Claude Code's --dangerously-skip-permissions flag does what it says on the tin: it lets the AI agent run shell commands without asking you first. Fast, but risky. Railyard, a new open-source project released today, tries to split the difference - giving Claude Code autonomous execution while blocking the commands that could actually wreck your system.
How It Works
Railyard is a Rust-based runtime that hooks into Claude Code's tool execution pipeline. Every command Claude tries to run passes through Railyard first, which applies deterministic rule matching (not another LLM call) to sort commands into three buckets:
- Allow: passes through instantly, under 2ms latency
- Block: denied outright (things like
rm -rf,terraform destroy, access to~/.sshor~/.aws) - Approve: flagged for human confirmation before executing
The sandboxing happens at the OS level using sandbox-exec on macOS and bwrap (Bubblewrap) on Linux. This is kernel-level isolation, not application-level filtering that a clever prompt could bypass. Railyard also detects evasion attempts like base64-encoded commands or hex-obfuscated payloads.

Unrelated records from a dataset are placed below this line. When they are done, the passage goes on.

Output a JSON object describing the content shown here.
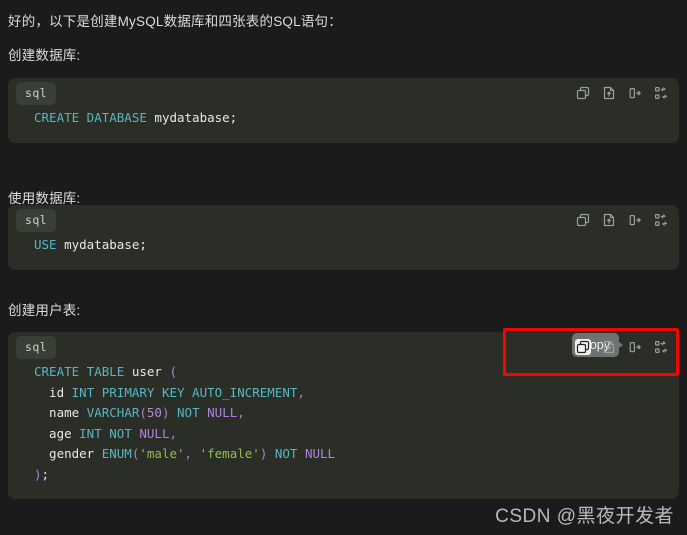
{
  "theme": {
    "page_bg": "#1b1b1b",
    "code_bg": "#2a2e26",
    "badge_bg": "#3a3f36",
    "keyword_color": "#56b6c2",
    "punct_color": "#b07fe0",
    "string_color": "#8fbf4d",
    "text_color": "#dcdcdc",
    "highlight_box_color": "#fb0104",
    "tooltip_bg": "#6e7272"
  },
  "intro": "好的，以下是创建MySQL数据库和四张表的SQL语句：",
  "toolbar": {
    "icons": [
      {
        "name": "copy-icon",
        "label": "Copy"
      },
      {
        "name": "insert-into-file-icon",
        "label": "Insert into file"
      },
      {
        "name": "insert-at-cursor-icon",
        "label": "Insert at cursor"
      },
      {
        "name": "diff-icon",
        "label": "Compare"
      }
    ],
    "tooltip_label": "Copy"
  },
  "sections": [
    {
      "heading": "创建数据库:",
      "language": "sql",
      "tooltip_visible": false,
      "code_lines": [
        [
          {
            "t": "CREATE DATABASE",
            "c": "k"
          },
          {
            "t": " ",
            "c": "w"
          },
          {
            "t": "mydatabase;",
            "c": "w"
          }
        ]
      ]
    },
    {
      "heading": "使用数据库:",
      "language": "sql",
      "tooltip_visible": false,
      "code_lines": [
        [
          {
            "t": "USE",
            "c": "k"
          },
          {
            "t": " ",
            "c": "w"
          },
          {
            "t": "mydatabase;",
            "c": "w"
          }
        ]
      ]
    },
    {
      "heading": "创建用户表:",
      "language": "sql",
      "tooltip_visible": true,
      "code_lines": [
        [
          {
            "t": "CREATE TABLE",
            "c": "k"
          },
          {
            "t": " user ",
            "c": "w"
          },
          {
            "t": "(",
            "c": "p"
          }
        ],
        [
          {
            "t": "  id ",
            "c": "w"
          },
          {
            "t": "INT PRIMARY KEY AUTO_INCREMENT",
            "c": "k"
          },
          {
            "t": ",",
            "c": "p"
          }
        ],
        [
          {
            "t": "  name ",
            "c": "w"
          },
          {
            "t": "VARCHAR",
            "c": "k"
          },
          {
            "t": "(",
            "c": "p"
          },
          {
            "t": "50",
            "c": "n"
          },
          {
            "t": ")",
            "c": "p"
          },
          {
            "t": " ",
            "c": "w"
          },
          {
            "t": "NOT",
            "c": "k"
          },
          {
            "t": " ",
            "c": "w"
          },
          {
            "t": "NULL",
            "c": "p"
          },
          {
            "t": ",",
            "c": "p"
          }
        ],
        [
          {
            "t": "  age ",
            "c": "w"
          },
          {
            "t": "INT",
            "c": "k"
          },
          {
            "t": " ",
            "c": "w"
          },
          {
            "t": "NOT",
            "c": "k"
          },
          {
            "t": " ",
            "c": "w"
          },
          {
            "t": "NULL",
            "c": "p"
          },
          {
            "t": ",",
            "c": "p"
          }
        ],
        [
          {
            "t": "  gender ",
            "c": "w"
          },
          {
            "t": "ENUM",
            "c": "k"
          },
          {
            "t": "(",
            "c": "p"
          },
          {
            "t": "'male'",
            "c": "s"
          },
          {
            "t": ", ",
            "c": "p"
          },
          {
            "t": "'female'",
            "c": "s"
          },
          {
            "t": ")",
            "c": "p"
          },
          {
            "t": " ",
            "c": "w"
          },
          {
            "t": "NOT",
            "c": "k"
          },
          {
            "t": " ",
            "c": "w"
          },
          {
            "t": "NULL",
            "c": "p"
          }
        ],
        [
          {
            "t": ")",
            "c": "p"
          },
          {
            "t": ";",
            "c": "w"
          }
        ]
      ]
    }
  ],
  "watermark": "CSDN @黑夜开发者"
}
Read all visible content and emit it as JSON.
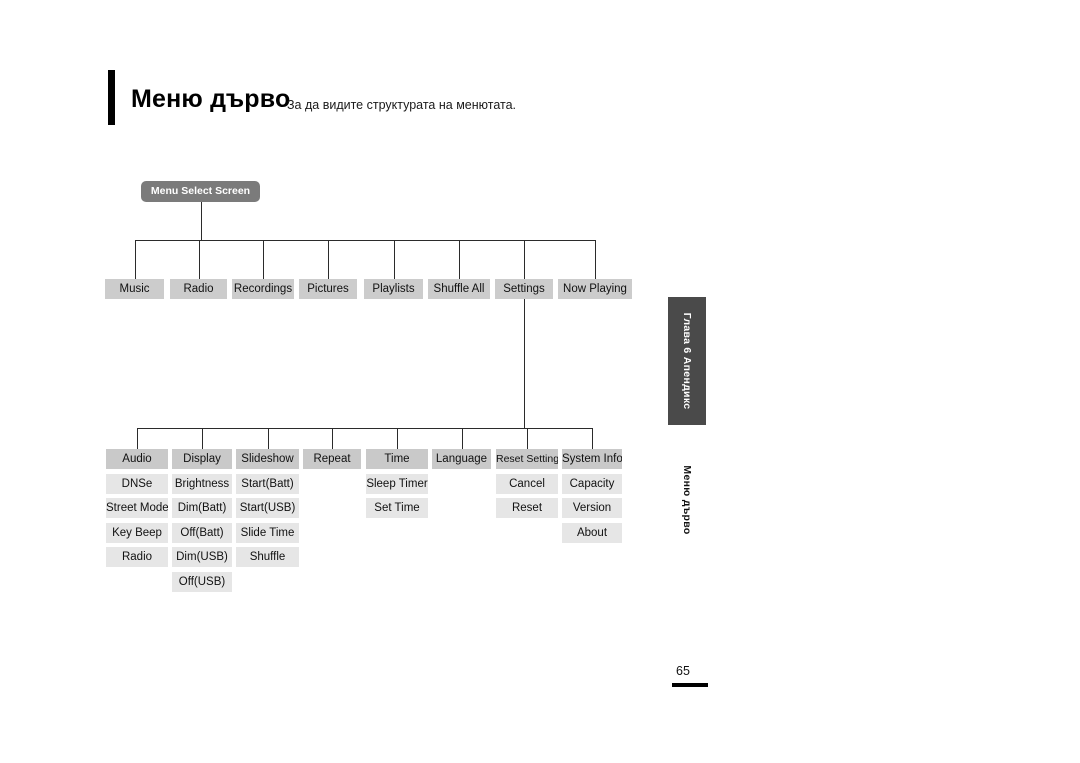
{
  "page": {
    "title": "Меню дърво",
    "subtitle": "За да видите структурата на менютата.",
    "number": "65",
    "colors": {
      "root_box": "#7b7b7b",
      "level1_box": "#cccccc",
      "group_head_box": "#c9c9c9",
      "leaf_box": "#e6e6e6",
      "connector_line": "#2b2b2b",
      "side_tab": "#4a4a4a",
      "accent_bar": "#000000"
    }
  },
  "side_tab": {
    "chapter": "Глава 6   Апендикс",
    "section": "Меню дърво"
  },
  "tree": {
    "root": "Menu Select Screen",
    "level1": [
      "Music",
      "Radio",
      "Recordings",
      "Pictures",
      "Playlists",
      "Shuffle All",
      "Settings",
      "Now Playing"
    ],
    "settings_groups": [
      {
        "head": "Audio",
        "items": [
          "DNSe",
          "Street Mode",
          "Key Beep",
          "Radio"
        ]
      },
      {
        "head": "Display",
        "items": [
          "Brightness",
          "Dim(Batt)",
          "Off(Batt)",
          "Dim(USB)",
          "Off(USB)"
        ]
      },
      {
        "head": "Slideshow",
        "items": [
          "Start(Batt)",
          "Start(USB)",
          "Slide Time",
          "Shuffle"
        ]
      },
      {
        "head": "Repeat",
        "items": []
      },
      {
        "head": "Time",
        "items": [
          "Sleep Timer",
          "Set Time"
        ]
      },
      {
        "head": "Language",
        "items": []
      },
      {
        "head": "Reset Settings",
        "items": [
          "Cancel",
          "Reset"
        ]
      },
      {
        "head": "System Info",
        "items": [
          "Capacity",
          "Version",
          "About"
        ]
      }
    ]
  }
}
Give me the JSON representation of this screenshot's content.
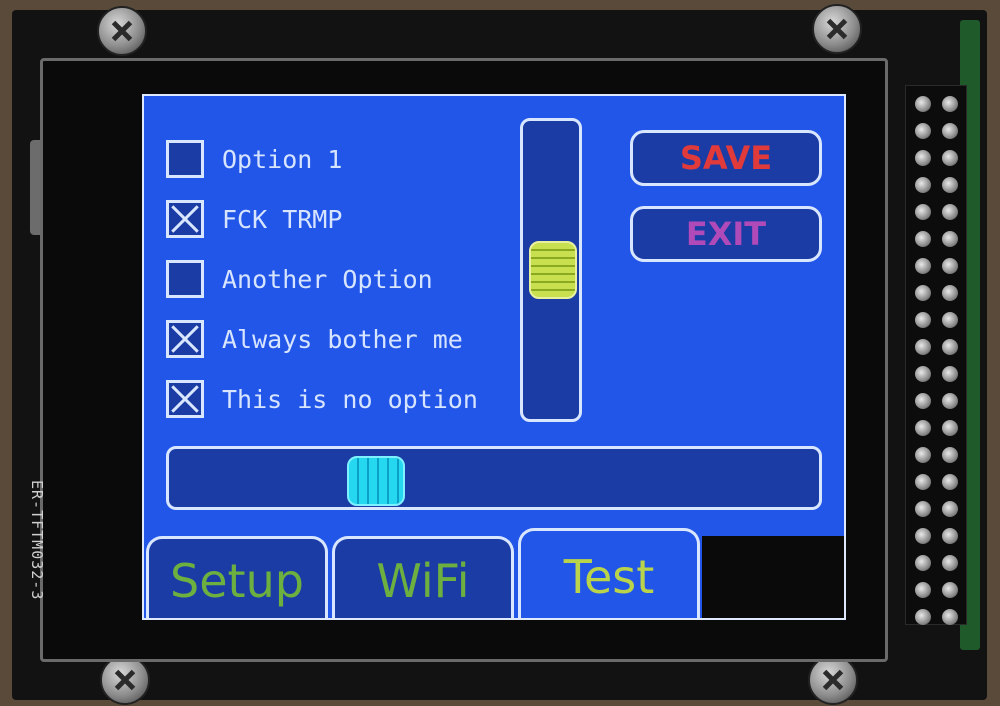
{
  "device": {
    "vertical_label": "ER-TFTM032-3"
  },
  "options": [
    {
      "label": "Option 1",
      "checked": false
    },
    {
      "label": "FCK TRMP",
      "checked": true
    },
    {
      "label": "Another Option",
      "checked": false
    },
    {
      "label": "Always bother me",
      "checked": true
    },
    {
      "label": "This is no option",
      "checked": true
    }
  ],
  "buttons": {
    "save": {
      "label": "SAVE",
      "color": "#e03a3a"
    },
    "exit": {
      "label": "EXIT",
      "color": "#b04ab8"
    }
  },
  "sliders": {
    "vertical": {
      "value_fraction": 0.5
    },
    "horizontal": {
      "value_fraction": 0.3
    }
  },
  "tabs": [
    {
      "label": "Setup",
      "active": false
    },
    {
      "label": "WiFi",
      "active": false
    },
    {
      "label": "Test",
      "active": true
    }
  ],
  "colors": {
    "screen_bg": "#2256e8",
    "accent": "#d9e6ff"
  }
}
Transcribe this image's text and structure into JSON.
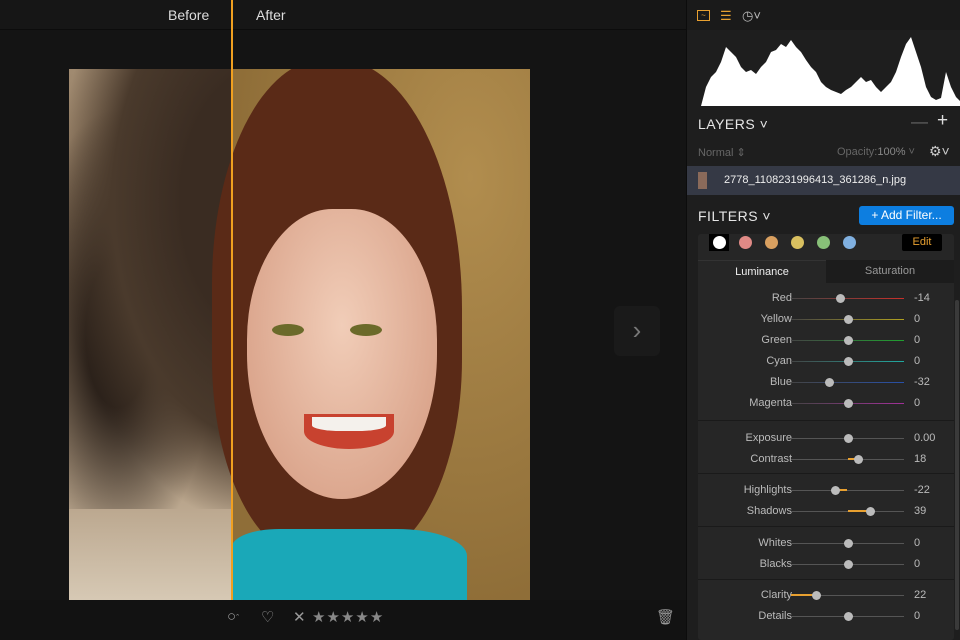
{
  "compare": {
    "before": "Before",
    "after": "After"
  },
  "panel": {
    "layers_title": "LAYERS",
    "blend_mode": "Normal",
    "opacity_label": "Opacity:",
    "opacity_value": "100%",
    "layer_name": "2778_1108231996413_361286_n.jpg",
    "filters_title": "FILTERS",
    "add_filter": "+ Add Filter...",
    "edit": "Edit",
    "color_dots": [
      "#ffffff",
      "#e08a86",
      "#d9a060",
      "#d9c060",
      "#88c078",
      "#80b0e0"
    ],
    "tabs": [
      "Luminance",
      "Saturation"
    ]
  },
  "sliders": [
    {
      "label": "Red",
      "value": -14,
      "display": "-14",
      "min": -100,
      "color": "#c8302a"
    },
    {
      "label": "Yellow",
      "value": 0,
      "display": "0",
      "min": -100,
      "color": "#b0a020"
    },
    {
      "label": "Green",
      "value": 0,
      "display": "0",
      "min": -100,
      "color": "#20a030"
    },
    {
      "label": "Cyan",
      "value": 0,
      "display": "0",
      "min": -100,
      "color": "#20a8a0"
    },
    {
      "label": "Blue",
      "value": -32,
      "display": "-32",
      "min": -100,
      "color": "#2850a8"
    },
    {
      "label": "Magenta",
      "value": 0,
      "display": "0",
      "min": -100,
      "color": "#a03098"
    },
    {
      "label": "Exposure",
      "value": 0,
      "display": "0.00",
      "min": -100,
      "color": ""
    },
    {
      "label": "Contrast",
      "value": 18,
      "display": "18",
      "min": -100,
      "color": ""
    },
    {
      "label": "Highlights",
      "value": -22,
      "display": "-22",
      "min": -100,
      "color": ""
    },
    {
      "label": "Shadows",
      "value": 39,
      "display": "39",
      "min": -100,
      "color": ""
    },
    {
      "label": "Whites",
      "value": 0,
      "display": "0",
      "min": -100,
      "color": ""
    },
    {
      "label": "Blacks",
      "value": 0,
      "display": "0",
      "min": -100,
      "color": ""
    },
    {
      "label": "Clarity",
      "value": 22,
      "display": "22",
      "min": 0,
      "color": ""
    },
    {
      "label": "Details",
      "value": 0,
      "display": "0",
      "min": -100,
      "color": ""
    }
  ],
  "rating": {
    "stars": 0,
    "max": 5
  },
  "accent": "#f0a020"
}
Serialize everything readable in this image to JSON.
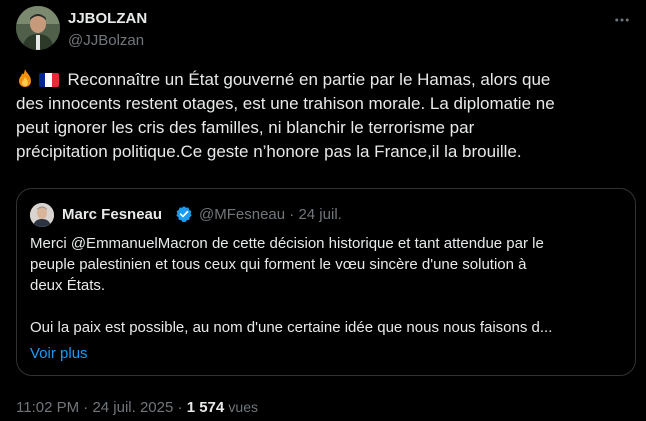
{
  "author": {
    "name": "JJBOLZAN",
    "handle": "@JJBolzan"
  },
  "more_icon": "more-horizontal-icon",
  "tweet": {
    "emojis": [
      "fire-emoji",
      "france-flag-emoji"
    ],
    "line1": "Reconnaître un État gouverné en partie par le Hamas, alors que",
    "line2": "des innocents restent otages, est une trahison morale. La diplomatie ne",
    "line3": "peut ignorer les cris des familles, ni blanchir le terrorisme par",
    "line4": "précipitation politique.Ce geste n’honore pas la France,il la brouille."
  },
  "quote": {
    "name": "Marc Fesneau",
    "verified_icon": "verified-badge-icon",
    "handle": "@MFesneau",
    "separator": "·",
    "date": "24 juil.",
    "line1": "Merci @EmmanuelMacron de cette décision historique et tant attendue par le",
    "line2": "peuple palestinien et tous ceux qui forment le vœu sincère d'une solution à",
    "line3": "deux États.",
    "line4": "Oui la paix est possible, au nom d'une certaine idée que nous nous faisons d...",
    "show_more": "Voir plus"
  },
  "meta": {
    "time": "11:02 PM",
    "separator1": " · ",
    "date": "24 juil. 2025",
    "separator2": " · ",
    "views_count": "1 574",
    "views_label": "vues"
  },
  "colors": {
    "background": "#000000",
    "text": "#e7e9ea",
    "secondary": "#71767b",
    "link": "#1d9bf0",
    "border": "#2f3336",
    "verified": "#1d9bf0"
  }
}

One feature that stands out: file write snapshots. Railyard captures the state of files before Claude modifies them, letting you roll back an entire session if something goes sideways. For anyone who's had an AI agent cheerfully refactor half their codebase in the wrong direction, that's a practical safety net.
Installation and Setup
Setup is three commands:
cargo install --git https://github.com/railyarddev/railyard.git
railyard install
The install step registers hooks with Claude Code, initializes the shell sandbox, and injects constraints into your CLAUDE.md file. After that, you use Claude Code exactly as before - Railyard is transparent unless it blocks something.
Rules are configurable through a railyard.yaml file with regex-based pattern matching, so you can whitelist commands specific to your workflow (like terraform apply if you actually need it) while keeping the defaults for everything else.
The project is MIT-licensed, built by a small team, and currently at v0.1.0 with 141 passing tests. It only supports macOS and Linux for now - no Windows support. Given that Claude Code's autonomous mode is where most of its power (and risk) lives, a lightweight guardrail layer like this fills a real gap. The 2ms overhead on allowed commands means you're not trading speed for safety.